In this photo and several others, the horses are shown with a leather or cloth fringe protecting their eyes from flies and sand.

Family Fotos #2

In 1914 thousands of young Australians signed up to join the newly-formed Australian Imperial Force to fight for King and country. My grandfather, Charles Cone, was one of them.

Up until 1901 Australia was collection of British colonies. In 1901 the colonies became Australia. Although Australians fought in the Boer War, they went as Colonial Militia, not as Australians. World War One was the first conflict in which Australia participated as a nation.

My grandfather was 24 years old when he signed up on September 1st, 1914. He and three of his mates shipped out to Egypt where they went through training prior to the Gallipoli landings on April 25th, 1915.

Three soldiers from 2nd Field Company, AIF, Egypt, 1915

The photo shows three Australian soldiers from 2nd Field Company trying to re-create a popular cartoon of the time (it showed three soldiers trying to ride a camel).

My grandfather is at the left, the other two are Wally Milligan and Walter McCubbin, though I don’t know which one is which. Milligan and McCubbin were from Traralgon, a small town 160 kilometres east of Melbourne, Victoria. My grandfather was from Glengarry, an even smaller town near Traralgon. The fourth member of the gang was George Pentland, also from Traralgon.

This is a scan from one of approximately 150 negatives. The negatives are fading. They have been kept in a leather case in the dark for most of the past 90 years but are now showing the effects of time. I am trying to scan them all so that there is a digital record for the family.

Family Fotos #1

This post is the first of what I hope will be an ongoing and interesting series. It was prompted by a post over at Stuart Forsyth’s place. It featured an old family photograph of a woman on a rock.  It’s a lovely image from a time long passed.

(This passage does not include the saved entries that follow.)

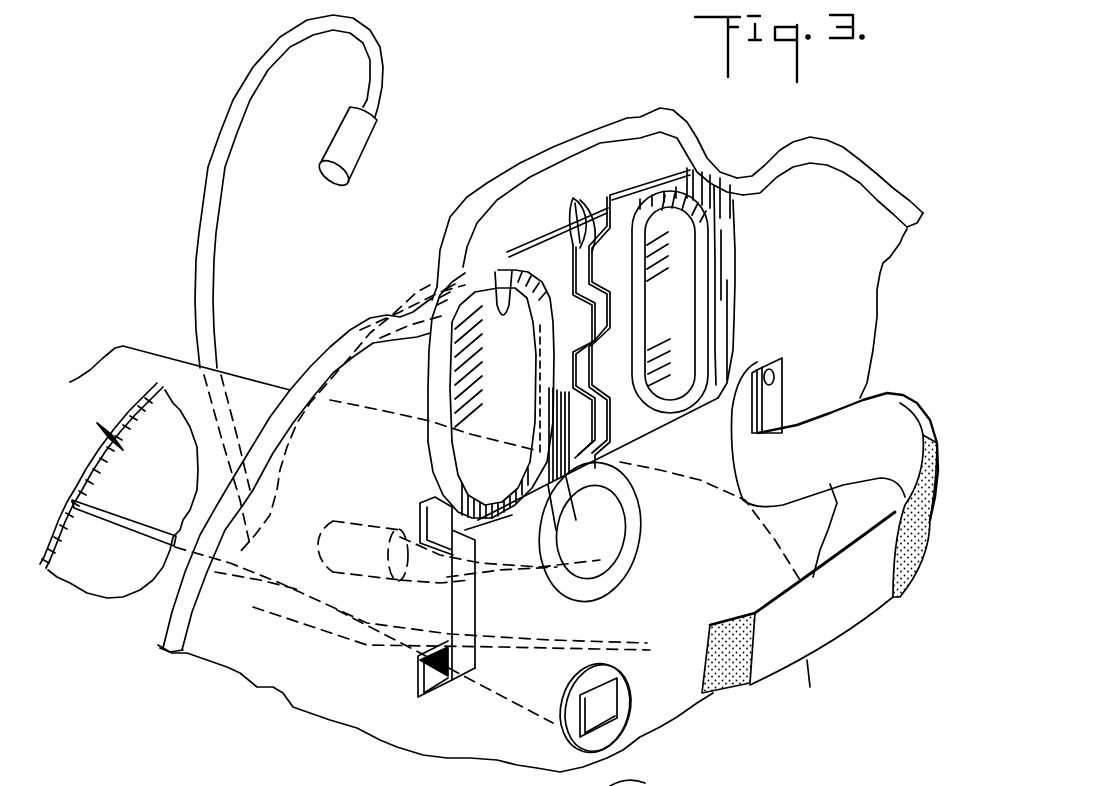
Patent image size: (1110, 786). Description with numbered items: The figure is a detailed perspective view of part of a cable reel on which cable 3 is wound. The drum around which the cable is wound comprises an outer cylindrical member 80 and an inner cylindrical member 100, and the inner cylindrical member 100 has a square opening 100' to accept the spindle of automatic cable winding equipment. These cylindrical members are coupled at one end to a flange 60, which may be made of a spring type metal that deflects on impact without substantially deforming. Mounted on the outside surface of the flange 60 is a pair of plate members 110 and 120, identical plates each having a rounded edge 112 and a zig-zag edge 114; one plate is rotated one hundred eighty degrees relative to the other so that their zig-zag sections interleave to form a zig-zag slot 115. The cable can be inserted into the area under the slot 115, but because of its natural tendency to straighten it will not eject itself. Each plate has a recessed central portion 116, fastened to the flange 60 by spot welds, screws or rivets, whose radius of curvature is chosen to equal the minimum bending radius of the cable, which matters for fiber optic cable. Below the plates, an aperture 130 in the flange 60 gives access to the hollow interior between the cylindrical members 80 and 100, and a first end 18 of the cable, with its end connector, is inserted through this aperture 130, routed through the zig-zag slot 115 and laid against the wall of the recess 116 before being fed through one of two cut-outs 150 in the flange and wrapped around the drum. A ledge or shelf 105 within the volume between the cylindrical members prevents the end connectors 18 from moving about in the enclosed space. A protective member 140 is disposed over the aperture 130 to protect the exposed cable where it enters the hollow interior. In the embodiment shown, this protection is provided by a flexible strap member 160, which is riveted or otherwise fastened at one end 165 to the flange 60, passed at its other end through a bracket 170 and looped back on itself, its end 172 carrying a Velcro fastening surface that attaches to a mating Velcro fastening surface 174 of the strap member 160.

The cable 3 is at (210, 168).
The cable end connector 18 is at (318, 547).
The flange 60 is at (310, 378).
The outer cylindrical member 80 is at (145, 362).
The inner cylindrical member 100 is at (551, 708).
The square opening 100' is at (631, 693).
The ledge or shelf 105 is at (593, 633).
The plate member 110 is at (543, 243).
The rounded edge 112 is at (430, 432).
The zig-zag edge 114 is at (572, 203).
The zig-zag slot 115 is at (600, 313).
The recessed central portion 116 is at (512, 424).
The plate member 120 is at (632, 197).
The aperture 130 is at (640, 530).
The protective member 140 is at (910, 380).
The cut-out 150 is at (747, 153).
The strap member 160 is at (828, 633).
The strap end 165 is at (775, 397).
The bracket 170 is at (417, 672).
The strap end 172 is at (727, 683).
The mating Velcro fastening surface 174 is at (907, 573).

In the post Stuart talks about having a collection of family photographs going back generations. Through my long-term interest in photography, I have gathered a large collection of family photos too, mostly from my mother’s side of the family.

I am not sure why there are so few from my father’s family. Maybe they have gone to someone else, maybe they just didn’t take a lot of photos. For some reason, a lot of people in my mother’s family had cameras and took a lot of photos of family gatherings and holidays.

I have a large box of old photo envelopes containing camera shop/pharmacy type prints. Some still have their negatives in the envelopes too.

Unfortunately, some are fading, worse still, over the years they have been looked at so many times that some of them have been mixed up and are no longer with the other images they were originally with. Worst of all, there are no notes on the prints, so I don’t know where they were all taken, or even who some of the people are. But they are a fascinating insight into the generations that came before me and my early childhood.

The first image I am posting in this series is one that is very important to me personally, it is the beginning of my story.

This is my mum and dad on the day they became engaged in 1949.